Kendall Bills, the evening’s emcee, opened the November 9 event by recounting the concussion she sustained after a Nazi punched her in the face. She warned that speakers would be describing white supremacist violence and would not take questions, then she reminded the audience that donation boxes were stationed on the lectern and near all the exits.
Victims recalled the assault in graphic detail. Tay Washington, an EMT, was sitting in her car on Fourth Street when it was struck by James Fields’ car. “I heard a big noise, like a bomb had gone off, then I opened my eyes and saw people tumbling over the car,” she said, embracing her sister as tears trickled down her cheeks.
She also said that, as someone from Mississippi, she wasn’t used to seeing so many white people show up in support of black Americans.
Many survivors said they were initially hesitant to accept financial help from Heal Charlottesville. Another victim, Lisa, who did not give her last name, said she felt like she did not deserve money from the fund, but was prompted to accept it after she realized her insurance only covered 30 physical therapy sessions.
“When you feel like you’re not paying for yourself, you worry about becoming a problem,” said Washington, who has not been able to return to work. “It feels wrong to go and ask for more because you found a new doctor.”
The inability to return to work was a common theme. Star Peterson, who suffered injuries in one of her ribs, two parts of her back, and both of her legs, hasn’t been able to return to work after five surgeries and infections caused by the surgical metal doctors implanted in her leg.
Trauma also played a role. “I live with physical scars, though sometimes the more painful scars are mental,” said Courtney Commander, a friend of Heyer’s who went to the August 2017 rally with her. For her part, Al Bowie was skeptical of receiving help after spending time in the hospital, which she found more traumatic than the attack itself.

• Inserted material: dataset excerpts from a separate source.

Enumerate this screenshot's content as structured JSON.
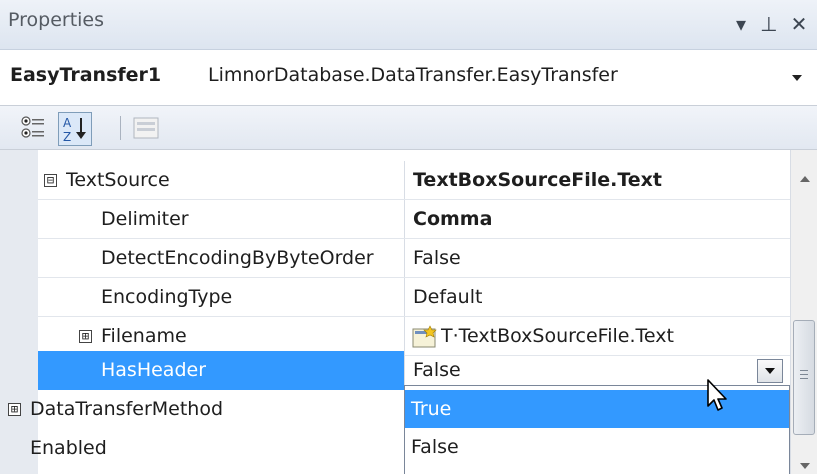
{
  "titlebar": {
    "title": "Properties",
    "buttons": [
      "▾",
      "⊥",
      "✕"
    ]
  },
  "object_selector": {
    "name": "EasyTransfer1",
    "type": "LimnorDatabase.DataTransfer.EasyTransfer"
  },
  "toolbar": {
    "categorized_icon": "categorized-icon",
    "alphabetical_icon": "alphabetical-icon",
    "property_pages_icon": "property-pages-icon"
  },
  "grid": {
    "rows": [
      {
        "label": "TextSource",
        "value": "TextBoxSourceFile.Text",
        "expander": "⊟",
        "value_bold": true
      },
      {
        "label": "Delimiter",
        "value": "Comma",
        "value_bold": true
      },
      {
        "label": "DetectEncodingByByteOrder",
        "value": "False"
      },
      {
        "label": "EncodingType",
        "value": "Default"
      },
      {
        "label": "Filename",
        "value": "T·TextBoxSourceFile.Text",
        "expander": "⊞"
      },
      {
        "label": "HasHeader",
        "value": "False",
        "selected": true
      },
      {
        "label": "DataTransferMethod",
        "value": "",
        "expander": "⊞"
      },
      {
        "label": "Enabled",
        "value": ""
      }
    ]
  },
  "dropdown": {
    "options": [
      "True",
      "False"
    ],
    "highlighted": "True"
  },
  "colors": {
    "selection": "#3399ff",
    "margin": "#e6eaf0"
  }
}
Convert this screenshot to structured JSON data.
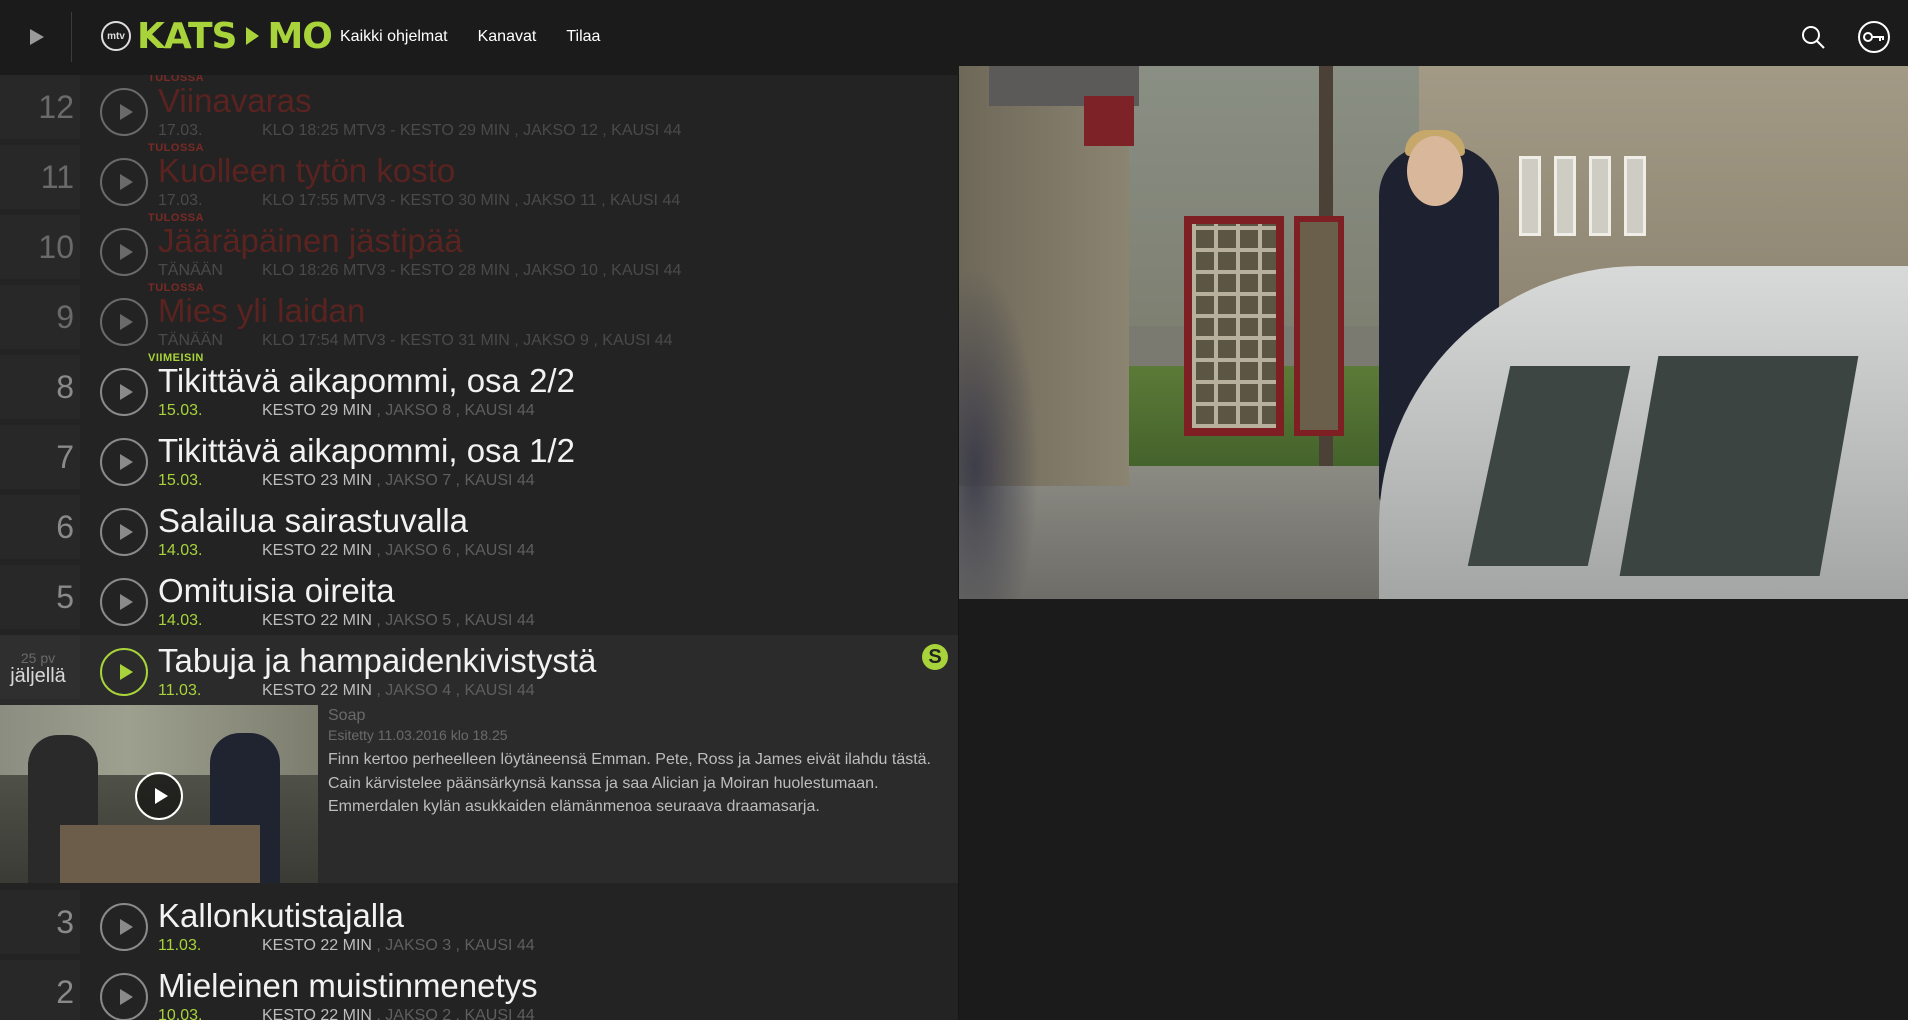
{
  "header": {
    "logo_mtv": "mtv",
    "logo_left": "KATS",
    "logo_right": "MO",
    "nav": [
      "Kaikki ohjelmat",
      "Kanavat",
      "Tilaa"
    ],
    "icons": [
      "play-icon",
      "search-icon",
      "key-icon"
    ]
  },
  "episodes": [
    {
      "num": "12",
      "tag": "TULOSSA",
      "title": "Viinavaras",
      "date": "17.03.",
      "info": "KLO 18:25 MTV3 - KESTO 29 MIN , JAKSO 12 , KAUSI 44",
      "state": "upcoming"
    },
    {
      "num": "11",
      "tag": "TULOSSA",
      "title": "Kuolleen tytön kosto",
      "date": "17.03.",
      "info": "KLO 17:55 MTV3 - KESTO 30 MIN , JAKSO 11 , KAUSI 44",
      "state": "upcoming"
    },
    {
      "num": "10",
      "tag": "TULOSSA",
      "title": "Jääräpäinen jästipää",
      "date": "TÄNÄÄN",
      "info": "KLO 18:26 MTV3 - KESTO 28 MIN , JAKSO 10 , KAUSI 44",
      "state": "upcoming"
    },
    {
      "num": "9",
      "tag": "TULOSSA",
      "title": "Mies yli laidan",
      "date": "TÄNÄÄN",
      "info": "KLO 17:54 MTV3 - KESTO 31 MIN , JAKSO 9 , KAUSI 44",
      "state": "upcoming"
    },
    {
      "num": "8",
      "tag": "VIIMEISIN",
      "title": "Tikittävä aikapommi, osa 2/2",
      "date": "15.03.",
      "duration": "KESTO 29 MIN",
      "rest": " , JAKSO 8 , KAUSI 44",
      "state": "normal"
    },
    {
      "num": "7",
      "tag": "",
      "title": "Tikittävä aikapommi, osa 1/2",
      "date": "15.03.",
      "duration": "KESTO 23 MIN",
      "rest": " , JAKSO 7 , KAUSI 44",
      "state": "normal"
    },
    {
      "num": "6",
      "tag": "",
      "title": "Salailua sairastuvalla",
      "date": "14.03.",
      "duration": "KESTO 22 MIN",
      "rest": " , JAKSO 6 , KAUSI 44",
      "state": "normal"
    },
    {
      "num": "5",
      "tag": "",
      "title": "Omituisia oireita",
      "date": "14.03.",
      "duration": "KESTO 22 MIN",
      "rest": " , JAKSO 5 , KAUSI 44",
      "state": "normal"
    },
    {
      "num": "3",
      "tag": "",
      "title": "Kallonkutistajalla",
      "date": "11.03.",
      "duration": "KESTO 22 MIN",
      "rest": " , JAKSO 3 , KAUSI 44",
      "state": "normal"
    },
    {
      "num": "2",
      "tag": "",
      "title": "Mieleinen muistinmenetys",
      "date": "10.03.",
      "duration": "KESTO 22 MIN",
      "rest": " , JAKSO 2 , KAUSI 44",
      "state": "normal"
    }
  ],
  "selected": {
    "days": "25 pv",
    "remaining": "jäljellä",
    "title": "Tabuja ja hampaidenkivistystä",
    "date": "11.03.",
    "duration": "KESTO 22 MIN",
    "rest": " , JAKSO 4 , KAUSI 44",
    "badge": "S",
    "genre": "Soap",
    "aired": "Esitetty 11.03.2016 klo 18.25",
    "description": "Finn kertoo perheelleen löytäneensä Emman. Pete, Ross ja James eivät ilahdu tästä. Cain kärvistelee päänsärkynsä kanssa ja saa Alician ja Moiran huolestumaan. Emmerdalen kylän asukkaiden elämänmenoa seuraava draamasarja."
  },
  "colors": {
    "accent": "#a8d33a",
    "upcoming": "#7a2a25",
    "bg": "#232323"
  }
}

While it wasn’t mentioned at the event, many survivors of the August 12 attacks have been bracing themselves for James Fields’ upcoming trial. The 21-year-old from Ohio, who is accused of driving into a crowd of protesters, will begin a three-week trial for first-degree murder and malicious woundings in Charlottesville Circuit Court on November 26. He also faces 30 federal hate crime charges.
Despite all the pain and trauma, the sense of community that emerged after the attacks was a common thread. “I had the privilege of confronting fascism alongside some of the most beautiful people I’ve met in my life,” said Peterson. Bills echoed this sentiment, saying, “The most powerful thing of the summer was what my friends were able to bring out of me. That my sister, community, best friends stepped up with me.”
Still, the tone was urgent. Heal Charlottesville would need more funding to continue its work. Peterson implored people to donate to the organization, which paid for her rent, groceries, and medical bills in the aftermath of the assault. “They don’t have enough to help victims for as long as they need,” she said. “I want to ask Charlottesville to keep walking by my side.”